The services of a therapist have never been so accessible as they are now. It has created some brand new challenges, but given the tidal wave of demand for services it is a genie that is not going back in the bottle. Your services are no longer restricted to referral, or prescription. You can, in a digital age, meet the people who need you, the people who choose you, to help revive or restore their mental health.

Turn on your computer and type “therapist” into the search. Here your imperative is to be appropriately trained, to be easily visible, and easy to book a discovery call with. A typical google search for a purchase like therapy takes minutes, and consumers now demand instant outcomes. This is where technology comes in handy: on a functional e-commerce level it performs the dual task of meeting your clients expectations, as well as ensuring that your time is valued and spent doing the things that help you grow a private practice. One smooth pathway, a series of simple clicks that culminate in that all important human connection.


This is the latest frontier of change, being visible and accessible is pulling on consumer behaviour rather than ‘patient’ behaviour. Your clients look for that perfect combination of skills, experience and style to connect with. And when they see it, they expect a professional and slick service that doesn’t tie them up in organising administration.

I believe that this technology should be invisible in private practice. Serving the dual purpose of satisfying prospective clients, as well as protecting your time, keeping you organised and secure.

Clients are also influencing the types of services as consumers, from single-sessions to text/email or even group.

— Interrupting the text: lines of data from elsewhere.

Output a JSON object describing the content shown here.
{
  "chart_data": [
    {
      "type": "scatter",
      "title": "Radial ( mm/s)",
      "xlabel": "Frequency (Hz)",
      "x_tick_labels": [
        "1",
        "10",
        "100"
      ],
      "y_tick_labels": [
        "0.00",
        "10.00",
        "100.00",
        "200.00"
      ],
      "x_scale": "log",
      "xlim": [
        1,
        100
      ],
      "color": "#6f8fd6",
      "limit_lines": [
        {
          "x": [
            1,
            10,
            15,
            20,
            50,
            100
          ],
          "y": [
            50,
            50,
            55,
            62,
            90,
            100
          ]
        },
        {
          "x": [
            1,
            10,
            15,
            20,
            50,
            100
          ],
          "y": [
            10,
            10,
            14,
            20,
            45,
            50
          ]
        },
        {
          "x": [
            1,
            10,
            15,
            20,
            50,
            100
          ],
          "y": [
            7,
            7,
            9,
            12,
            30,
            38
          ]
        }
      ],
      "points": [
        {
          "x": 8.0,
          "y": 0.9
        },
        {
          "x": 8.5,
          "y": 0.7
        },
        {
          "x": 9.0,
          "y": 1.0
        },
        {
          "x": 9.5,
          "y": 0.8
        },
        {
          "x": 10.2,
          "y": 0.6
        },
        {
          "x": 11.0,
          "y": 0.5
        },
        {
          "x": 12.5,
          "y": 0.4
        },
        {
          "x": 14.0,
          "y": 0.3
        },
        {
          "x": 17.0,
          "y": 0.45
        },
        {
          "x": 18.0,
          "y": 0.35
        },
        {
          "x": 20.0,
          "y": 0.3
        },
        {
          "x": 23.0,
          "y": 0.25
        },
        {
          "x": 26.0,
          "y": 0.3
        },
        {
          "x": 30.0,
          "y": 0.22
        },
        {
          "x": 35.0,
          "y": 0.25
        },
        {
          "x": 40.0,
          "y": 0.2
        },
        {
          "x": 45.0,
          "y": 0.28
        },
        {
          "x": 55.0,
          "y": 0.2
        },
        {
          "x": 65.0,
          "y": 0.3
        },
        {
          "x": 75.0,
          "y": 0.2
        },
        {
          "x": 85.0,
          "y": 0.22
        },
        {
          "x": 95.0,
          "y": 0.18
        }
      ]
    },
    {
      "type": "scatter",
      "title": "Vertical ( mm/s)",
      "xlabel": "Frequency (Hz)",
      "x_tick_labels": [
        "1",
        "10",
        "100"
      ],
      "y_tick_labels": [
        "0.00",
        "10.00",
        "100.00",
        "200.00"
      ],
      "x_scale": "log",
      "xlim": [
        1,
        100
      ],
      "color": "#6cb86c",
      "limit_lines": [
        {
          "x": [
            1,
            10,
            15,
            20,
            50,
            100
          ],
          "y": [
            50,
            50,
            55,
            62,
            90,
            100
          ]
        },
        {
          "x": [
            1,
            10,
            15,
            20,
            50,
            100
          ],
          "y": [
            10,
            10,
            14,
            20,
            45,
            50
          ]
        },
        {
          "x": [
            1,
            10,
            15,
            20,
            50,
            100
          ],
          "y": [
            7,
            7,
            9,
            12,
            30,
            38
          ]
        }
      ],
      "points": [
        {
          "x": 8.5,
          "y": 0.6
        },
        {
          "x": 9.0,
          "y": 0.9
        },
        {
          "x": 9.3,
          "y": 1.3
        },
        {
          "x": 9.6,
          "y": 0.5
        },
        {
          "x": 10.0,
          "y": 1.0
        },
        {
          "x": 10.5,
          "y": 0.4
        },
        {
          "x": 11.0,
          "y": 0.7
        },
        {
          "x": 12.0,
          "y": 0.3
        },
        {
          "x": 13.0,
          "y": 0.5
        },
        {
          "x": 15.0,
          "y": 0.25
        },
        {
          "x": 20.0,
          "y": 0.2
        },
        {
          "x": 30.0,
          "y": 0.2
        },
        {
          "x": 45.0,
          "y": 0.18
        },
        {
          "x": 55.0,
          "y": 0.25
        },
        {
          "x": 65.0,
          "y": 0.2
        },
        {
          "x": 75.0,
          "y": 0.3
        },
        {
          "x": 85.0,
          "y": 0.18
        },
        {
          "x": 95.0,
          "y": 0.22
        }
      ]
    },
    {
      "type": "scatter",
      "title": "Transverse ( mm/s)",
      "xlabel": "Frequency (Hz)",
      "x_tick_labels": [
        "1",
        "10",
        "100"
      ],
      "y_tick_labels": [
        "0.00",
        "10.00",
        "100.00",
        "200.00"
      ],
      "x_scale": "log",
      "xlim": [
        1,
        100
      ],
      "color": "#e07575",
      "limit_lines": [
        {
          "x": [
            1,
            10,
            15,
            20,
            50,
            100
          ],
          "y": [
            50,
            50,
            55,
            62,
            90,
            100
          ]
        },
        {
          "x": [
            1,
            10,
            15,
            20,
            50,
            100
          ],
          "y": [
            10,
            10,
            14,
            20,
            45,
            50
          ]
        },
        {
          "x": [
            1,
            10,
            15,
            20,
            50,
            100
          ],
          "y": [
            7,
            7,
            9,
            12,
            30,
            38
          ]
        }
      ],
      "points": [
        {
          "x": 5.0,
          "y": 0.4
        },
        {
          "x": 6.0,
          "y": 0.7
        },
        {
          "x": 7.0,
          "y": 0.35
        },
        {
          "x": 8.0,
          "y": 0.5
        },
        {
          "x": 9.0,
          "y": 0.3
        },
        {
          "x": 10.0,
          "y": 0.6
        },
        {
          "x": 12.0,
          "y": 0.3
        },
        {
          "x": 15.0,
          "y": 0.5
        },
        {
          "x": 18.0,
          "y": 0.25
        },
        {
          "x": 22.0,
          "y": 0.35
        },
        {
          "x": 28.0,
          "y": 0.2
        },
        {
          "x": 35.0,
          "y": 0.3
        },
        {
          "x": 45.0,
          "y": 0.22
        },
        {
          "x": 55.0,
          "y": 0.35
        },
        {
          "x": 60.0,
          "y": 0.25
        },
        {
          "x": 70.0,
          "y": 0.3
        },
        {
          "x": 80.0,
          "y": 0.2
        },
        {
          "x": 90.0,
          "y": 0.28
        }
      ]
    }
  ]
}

However you customise and personalise your services, you can also deploy technology for a professional service that will be one that you are proud to offer. And that your clients will be delighted with.


Any technology services you use contributing to your practice, they are your business partners. The patient has a right to privacy. This is a legal and ethical responsibility that we all have as practitioners, but it’s also something you should consider in your own practice as well.

Privacy is not just about protecting the patient’s information from hackers; it’s also about giving them control over their own data and keeping sensitive information out of the hands of third parties who may misuse it or sell it for profit without your knowledge or consent. It can be difficult for some patients to accept this level of control when they’re used to having little say over what happens with their data, but once they do realise that they have choices–and that those choices are actually good ones–they’ll be happy with their new partnership with technology!

Value for money

You are a business owner, and as such are looking to provide a profitable service. Making a profit means you are equipped to invest in yourself and your services over time, keeping up to date and expanding your skills. In these challenging times, it is easy to consider that not many people can afford your services. This is not universally the case, and whilst you can reach people that would find full fees difficult, you can run core services profitably, and technology is not the additional, nice to have cost that it used to be. Using technology to manage your time, and booking process, means that your availability is clear and without the pain of no-shows or double-bookings. Use a system with integrated video so that you are offering the maximum convenience to clients. And of course, invoicing to make sure you are paid on time.

It’s simple: by making technology invisible in your practice.

People are looking for therapeutic services and if used wisely, technology can make that connection quickly and safely for both therapist and client alike.

Final Thoughts

Great technology should be invisible. A bit like the battery in your smartphone. As long as the phone works – then that is what we need.

Whilst technology has some more challenges in store for this sector in the near future as we grapple with quality and privacy being online, right now, you can put it to great use in these areas, and reap the rewards.